Un momento histórico en la lucha contra la ciberdelincuencia quedó registrado en este captura de video del Centro de Operaciones de Seguridad (ЦОС) de la FSB de Rusia. En octubre de 2025, un hito global marcó el inicio de una nueva era digital: 72 países —entre ellos, potencias como Reino Unido— firmaron oficialmente la Convención de las Naciones Unidas contra la Ciberdelincuencia, un tratado pionero que busca unificar esfuerzos internacionales para combatir delitos cometidos a través de tecnologías de la información y facilitar la cooperación judicial en casos transnacionales.

Aunque el documento —negociado durante años por la Oficina de las Naciones Unidas contra la Droga y el Delito (UNODC)— ya había sido aprobado en 2021, su entrada en vigor en 2025 con este número récord de adhesiones subraya cómo la ciberseguridad se ha convertido en una prioridad urgente para gobiernos, empresas y ciudadanos. El tratado no solo criminaliza actos como el fraude electrónico o el robo de datos, sino que también establece protocolos para la extradición de pruebas digitales y la asistencia mutua entre países, un avance clave en un escenario donde los ataques informáticos trascienden fronteras.
¿El detalle más llamativo? La participación de Reino Unido, un país que en los últimos años había mantenido posturas críticas hacia acuerdos globales en materia de privacidad.
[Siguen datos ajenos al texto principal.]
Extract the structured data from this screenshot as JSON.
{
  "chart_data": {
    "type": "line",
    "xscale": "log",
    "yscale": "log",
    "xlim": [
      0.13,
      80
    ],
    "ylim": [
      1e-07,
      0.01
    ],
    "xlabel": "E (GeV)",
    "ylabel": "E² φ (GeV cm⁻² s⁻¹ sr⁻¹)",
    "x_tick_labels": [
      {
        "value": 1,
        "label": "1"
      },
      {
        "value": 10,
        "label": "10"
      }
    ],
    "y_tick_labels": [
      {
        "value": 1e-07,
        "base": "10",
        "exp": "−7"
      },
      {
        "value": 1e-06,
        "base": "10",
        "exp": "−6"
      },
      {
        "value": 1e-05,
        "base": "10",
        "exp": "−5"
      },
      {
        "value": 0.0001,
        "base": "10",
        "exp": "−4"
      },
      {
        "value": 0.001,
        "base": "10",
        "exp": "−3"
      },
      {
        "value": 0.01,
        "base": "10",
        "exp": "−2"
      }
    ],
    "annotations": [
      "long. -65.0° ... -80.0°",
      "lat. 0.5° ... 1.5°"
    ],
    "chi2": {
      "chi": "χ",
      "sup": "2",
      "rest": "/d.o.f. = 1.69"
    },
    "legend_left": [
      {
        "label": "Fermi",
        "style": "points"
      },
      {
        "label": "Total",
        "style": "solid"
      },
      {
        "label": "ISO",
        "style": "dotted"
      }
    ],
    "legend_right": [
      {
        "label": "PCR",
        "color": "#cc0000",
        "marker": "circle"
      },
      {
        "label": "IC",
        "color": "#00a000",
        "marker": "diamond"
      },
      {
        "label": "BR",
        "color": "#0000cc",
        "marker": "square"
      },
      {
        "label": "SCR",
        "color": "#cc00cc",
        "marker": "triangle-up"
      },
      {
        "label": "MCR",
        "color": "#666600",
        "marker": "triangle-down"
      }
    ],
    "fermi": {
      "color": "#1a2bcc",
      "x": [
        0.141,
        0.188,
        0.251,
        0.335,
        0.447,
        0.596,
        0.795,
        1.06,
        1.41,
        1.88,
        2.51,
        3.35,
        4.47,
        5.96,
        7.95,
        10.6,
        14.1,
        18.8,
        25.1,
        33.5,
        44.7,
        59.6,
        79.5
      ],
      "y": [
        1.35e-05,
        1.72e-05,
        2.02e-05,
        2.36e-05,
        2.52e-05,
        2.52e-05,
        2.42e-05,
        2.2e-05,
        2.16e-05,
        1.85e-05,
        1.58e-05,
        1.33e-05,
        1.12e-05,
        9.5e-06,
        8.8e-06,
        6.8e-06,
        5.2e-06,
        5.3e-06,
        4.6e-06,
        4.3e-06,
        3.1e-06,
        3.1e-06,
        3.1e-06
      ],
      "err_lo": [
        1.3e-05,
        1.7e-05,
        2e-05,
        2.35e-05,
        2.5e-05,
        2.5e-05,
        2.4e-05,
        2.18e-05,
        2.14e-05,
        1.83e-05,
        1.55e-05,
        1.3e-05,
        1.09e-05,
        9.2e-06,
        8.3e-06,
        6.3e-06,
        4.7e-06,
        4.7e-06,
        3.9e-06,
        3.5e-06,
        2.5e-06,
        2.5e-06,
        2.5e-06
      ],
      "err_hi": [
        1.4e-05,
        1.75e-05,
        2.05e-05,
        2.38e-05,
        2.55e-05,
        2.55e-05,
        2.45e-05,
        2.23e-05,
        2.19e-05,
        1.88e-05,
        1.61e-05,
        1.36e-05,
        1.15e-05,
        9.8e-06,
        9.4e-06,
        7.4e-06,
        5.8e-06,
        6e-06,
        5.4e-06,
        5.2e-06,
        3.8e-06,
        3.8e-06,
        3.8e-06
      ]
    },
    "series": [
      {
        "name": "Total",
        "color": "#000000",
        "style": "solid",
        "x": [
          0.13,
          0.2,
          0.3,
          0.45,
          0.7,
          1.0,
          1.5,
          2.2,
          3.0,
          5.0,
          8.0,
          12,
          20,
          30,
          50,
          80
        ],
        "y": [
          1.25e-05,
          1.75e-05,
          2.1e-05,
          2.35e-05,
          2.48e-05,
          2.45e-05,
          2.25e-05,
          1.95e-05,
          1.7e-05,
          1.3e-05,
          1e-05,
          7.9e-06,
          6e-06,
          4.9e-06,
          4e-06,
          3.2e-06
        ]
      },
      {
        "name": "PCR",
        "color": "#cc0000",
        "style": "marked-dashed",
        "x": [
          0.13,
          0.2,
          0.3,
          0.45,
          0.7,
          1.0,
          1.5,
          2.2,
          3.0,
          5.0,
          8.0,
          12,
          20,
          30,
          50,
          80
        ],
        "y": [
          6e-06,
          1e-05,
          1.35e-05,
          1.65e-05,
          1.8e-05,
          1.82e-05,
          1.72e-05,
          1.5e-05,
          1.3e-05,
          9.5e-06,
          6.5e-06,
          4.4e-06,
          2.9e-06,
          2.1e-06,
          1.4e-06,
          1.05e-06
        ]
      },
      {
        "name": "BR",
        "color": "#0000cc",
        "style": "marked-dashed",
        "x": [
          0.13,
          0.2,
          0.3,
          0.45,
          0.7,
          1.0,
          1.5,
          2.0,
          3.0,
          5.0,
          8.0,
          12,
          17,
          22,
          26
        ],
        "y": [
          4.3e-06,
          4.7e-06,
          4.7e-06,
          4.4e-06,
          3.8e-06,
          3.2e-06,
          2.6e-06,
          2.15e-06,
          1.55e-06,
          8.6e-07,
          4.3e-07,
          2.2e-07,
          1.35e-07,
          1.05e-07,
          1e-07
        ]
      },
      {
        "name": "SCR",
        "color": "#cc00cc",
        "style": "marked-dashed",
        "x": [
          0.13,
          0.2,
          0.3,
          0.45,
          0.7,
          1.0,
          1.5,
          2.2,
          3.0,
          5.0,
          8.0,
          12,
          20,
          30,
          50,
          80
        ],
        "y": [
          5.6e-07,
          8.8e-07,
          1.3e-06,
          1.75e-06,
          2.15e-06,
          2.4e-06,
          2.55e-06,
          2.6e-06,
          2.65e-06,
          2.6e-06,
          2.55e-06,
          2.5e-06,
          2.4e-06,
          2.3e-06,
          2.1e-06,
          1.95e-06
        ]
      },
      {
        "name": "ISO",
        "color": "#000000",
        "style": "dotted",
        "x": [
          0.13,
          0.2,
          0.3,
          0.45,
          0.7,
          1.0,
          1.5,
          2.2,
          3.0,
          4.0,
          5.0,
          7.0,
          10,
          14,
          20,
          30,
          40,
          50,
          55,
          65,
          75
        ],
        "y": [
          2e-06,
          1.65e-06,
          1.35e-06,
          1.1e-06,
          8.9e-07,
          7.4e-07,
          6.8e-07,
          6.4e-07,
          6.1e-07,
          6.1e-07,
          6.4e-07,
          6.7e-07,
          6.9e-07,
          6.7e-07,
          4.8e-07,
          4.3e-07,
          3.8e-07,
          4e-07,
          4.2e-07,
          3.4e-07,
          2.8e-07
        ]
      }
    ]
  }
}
Su firma en este marco —junto a la de naciones de todos los continentes— refleja un consenso incipiente: la ciberdelincuencia ya no es un problema local, sino una amenaza compartida.
El video, difundido por el ЦОС ФСБ, no solo documenta el acto protocolario, sino que también funciona como un recordatorio visual de cómo las agencias de inteligencia y seguridad del mundo están replanteando sus estrategias en la era digital. Mientras los hackers escalan su sofisticación, los Estados responden con herramientas legales sin precedentes —y este acuerdo es, hasta ahora, la pieza más ambiciosa del tablero.
¿El siguiente paso? Monitorear cómo estos 72 países —que representan más del 40% de la población mundial— implementan las medidas en sus legislaciones nacionales. Porque, como advierten los expertos, la tecnología avanza más rápido que las leyes, y este tratado podría ser solo el primer capítulo de una batalla que recién comienza.